’Scrum’ is een ‘agile’ methodiek die oorspronkelijk is bedacht voor het ontwikkelen en in gebruik nemen van software. Op een gegeven moment is men deze aanpak ook gaan toepassen bij andere projecten, en ook als werkwijze om met lerenden aan projecten te werken. Kun je deze aanpak ook gebruiken voor de invoering van ICT voor het versterken van opleiden, onderwijs en leren?
De Scrum-methodiek is ontwikkeld als antwoord op de zogenaamde watervalmethode waarbij eerst lang werd nagedacht over functionele eisen van een ICT-systeem. Vervolgens maanden werd besteed aan de ontwikkeling ervan, waarna gebruikers werden geconfronteerd met een ICT-oplossing die toch niet aan de wensen bleek te voldoen.
Bij Scrum ontwikkel je een ICT -oplossing in kleine stappen, waarbij je zeer snel de gebruiker laat werken met een product dat op zich werkt, maar nog verder zal worden uitgebreid. Je maakt dus intensief gebruik van gebruikerservaringen om het systeem door te ontwikkelen.
Ik heb bij de Open Universiteit bijna vijf jaar gelden kennis gemaakt met Scrum bij de ontwikkeling van OpenU, en daarna van yOUlearn. Ik heb daarbij gefungeerd als product owner en projectleider implementatie (nu projectleider functionaliteit).

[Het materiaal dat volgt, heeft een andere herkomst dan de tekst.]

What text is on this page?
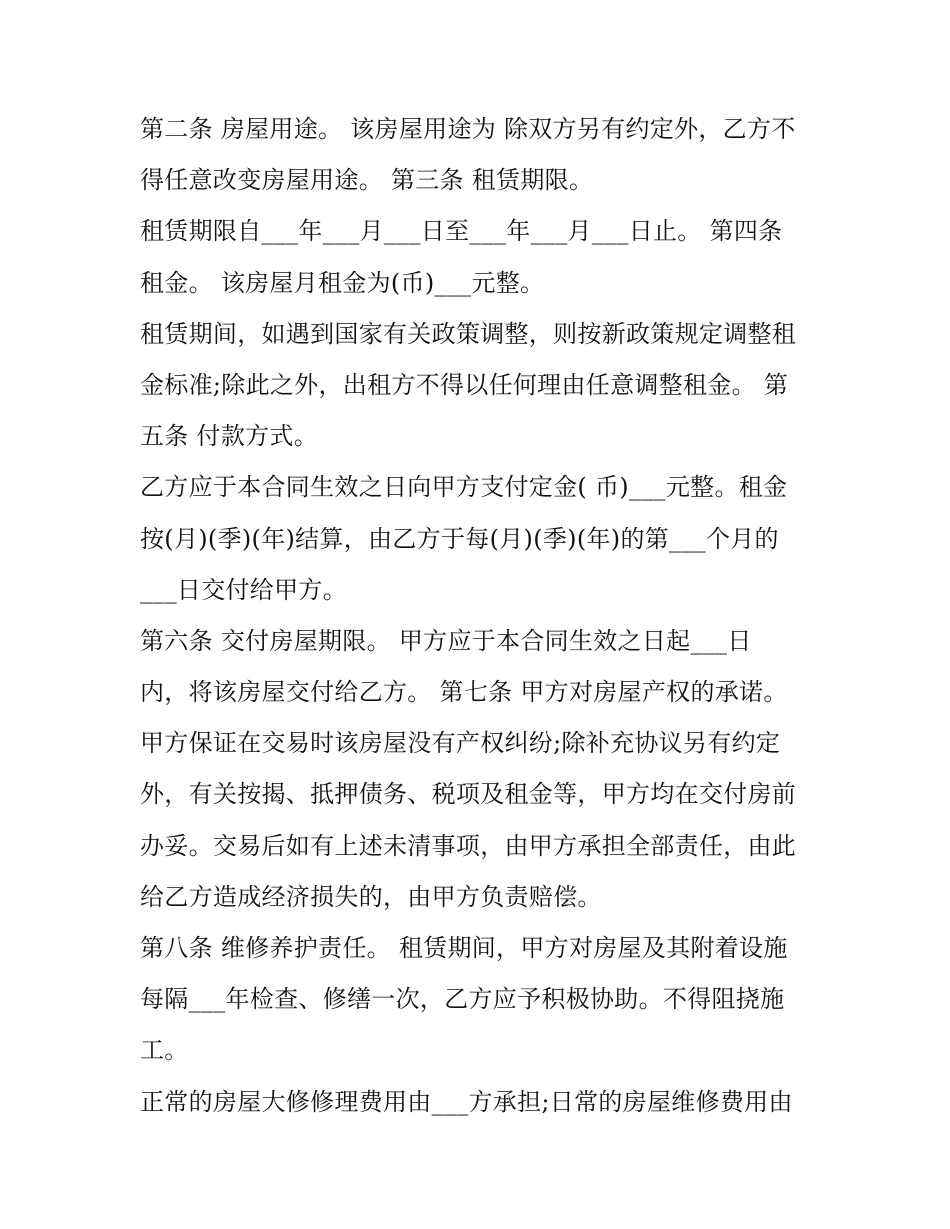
第二条 房屋用途。 该房屋用途为 除双方另有约定外，乙方不
得任意改变房屋用途。 第三条 租赁期限。
租赁期限自___年___月___日至___年___月___日止。 第四条
租金。 该房屋月租金为(币)___元整。
租赁期间，如遇到国家有关政策调整，则按新政策规定调整租
金标准;除此之外，出租方不得以任何理由任意调整租金。 第
五条 付款方式。
乙方应于本合同生效之日向甲方支付定金( 币)___元整。租金
按(月)(季)(年)结算，由乙方于每(月)(季)(年)的第___个月的
___日交付给甲方。
第六条 交付房屋期限。 甲方应于本合同生效之日起___日
内，将该房屋交付给乙方。 第七条 甲方对房屋产权的承诺。
甲方保证在交易时该房屋没有产权纠纷;除补充协议另有约定
外，有关按揭、抵押债务、税项及租金等，甲方均在交付房前
办妥。交易后如有上述未清事项，由甲方承担全部责任，由此
给乙方造成经济损失的，由甲方负责赔偿。
第八条 维修养护责任。 租赁期间，甲方对房屋及其附着设施
每隔___年检查、修缮一次，乙方应予积极协助。不得阻挠施
工。
正常的房屋大修修理费用由___方承担;日常的房屋维修费用由
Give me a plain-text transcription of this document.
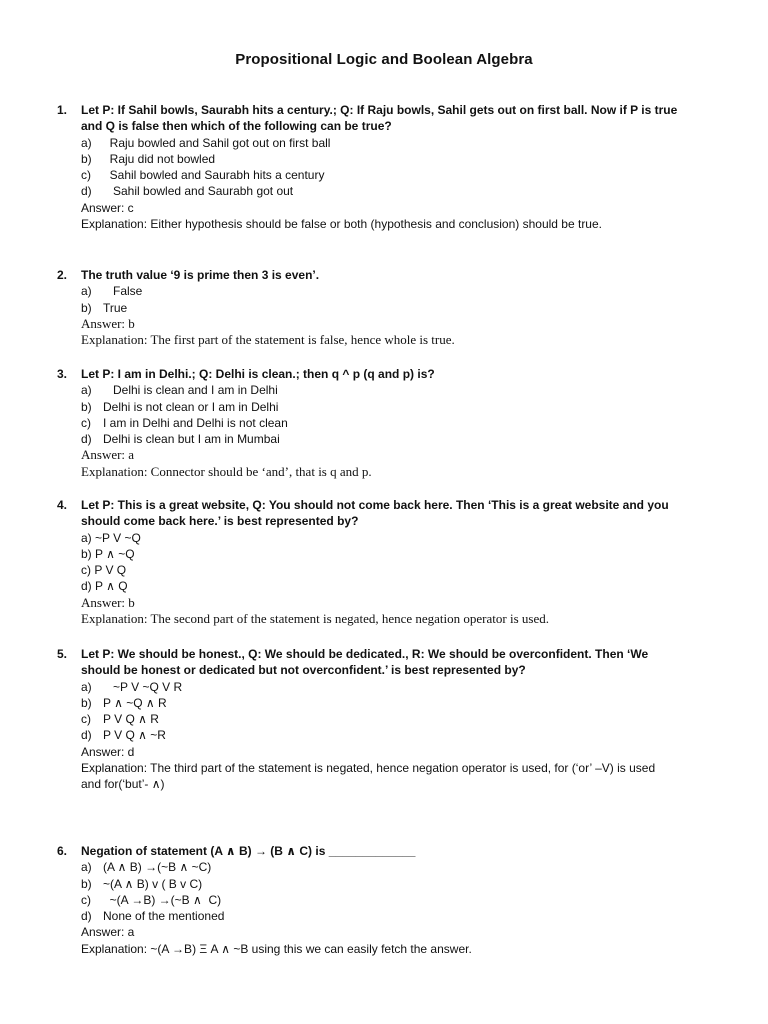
Propositional Logic and Boolean Algebra
1. Let P: If Sahil bowls, Saurabh hits a century.; Q: If Raju bowls, Sahil gets out on first ball. Now if P is true
and Q is false then which of the following can be true?
a)  Raju bowled and Sahil got out on first ball
b)  Raju did not bowled
c)  Sahil bowled and Saurabh hits a century
d)   Sahil bowled and Saurabh got out
Answer: c
Explanation: Either hypothesis should be false or both (hypothesis and conclusion) should be true.
2. The truth value ‘9 is prime then 3 is even’.
a)   False
b) True
Answer: b
Explanation: The first part of the statement is false, hence whole is true.
3. Let P: I am in Delhi.; Q: Delhi is clean.; then q ^ p (q and p) is?
a)   Delhi is clean and I am in Delhi
b) Delhi is not clean or I am in Delhi
c) I am in Delhi and Delhi is not clean
d) Delhi is clean but I am in Mumbai
Answer: a
Explanation: Connector should be ‘and’, that is q and p.
4. Let P: This is a great website, Q: You should not come back here. Then ‘This is a great website and you
should come back here.’ is best represented by?
a) ~P V ~Q
b) P ∧ ~Q
c) P V Q
d) P ∧ Q
Answer: b
Explanation: The second part of the statement is negated, hence negation operator is used.
5. Let P: We should be honest., Q: We should be dedicated., R: We should be overconfident. Then ‘We
should be honest or dedicated but not overconfident.’ is best represented by?
a)   ~P V ~Q V R
b) P ∧ ~Q ∧ R
c) P V Q ∧ R
d) P V Q ∧ ~R
Answer: d
Explanation: The third part of the statement is negated, hence negation operator is used, for (‘or’ –V) is used
and for(‘but’- ∧)
6. Negation of statement (A ∧ B) → (B ∧ C) is _____________
a) (A ∧ B) →(~B ∧ ~C)
b) ~(A ∧ B) v ( B v C)
c)  ~(A →B) →(~B ∧  C)
d) None of the mentioned
Answer: a
Explanation: ~(A →B) Ξ A ∧ ~B using this we can easily fetch the answer.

De product owner is eindverantwoordelijk voor het product, en bepaalt welke wensen door een ontwikkelteam moeten worden opgepakt. De product owner heeft daartoe overleg met eindgebruikers. Dat valt niet altijd mee. Er worden honderden wensen geuit, waarvan maar een deel kan worden opgepakt. Deze wensen worden op een zogenaamde back log geplaatst. De product owner gebruikt die back log om prioriteiten te stellen. Hiervoor wordt software gebruikt zoals Jira of Trello.
Wensen worden met name geformuleerd in de vorm van zogenaamde user stories. Dat zijn beknopte verhalen hoe gebruiker een functionaliteit met een bepaalde reden wil gebruiken.
Als (gebruiker), wil ik (feature), zodat ik (reden waarom/achterliggende behoefte).
Voorbeeld: Als medewerker wil ik samen met collega’s een document kunnen aanmaken zodat we tijd- en plaatsonafhankelijk aan procedures kunnen werken.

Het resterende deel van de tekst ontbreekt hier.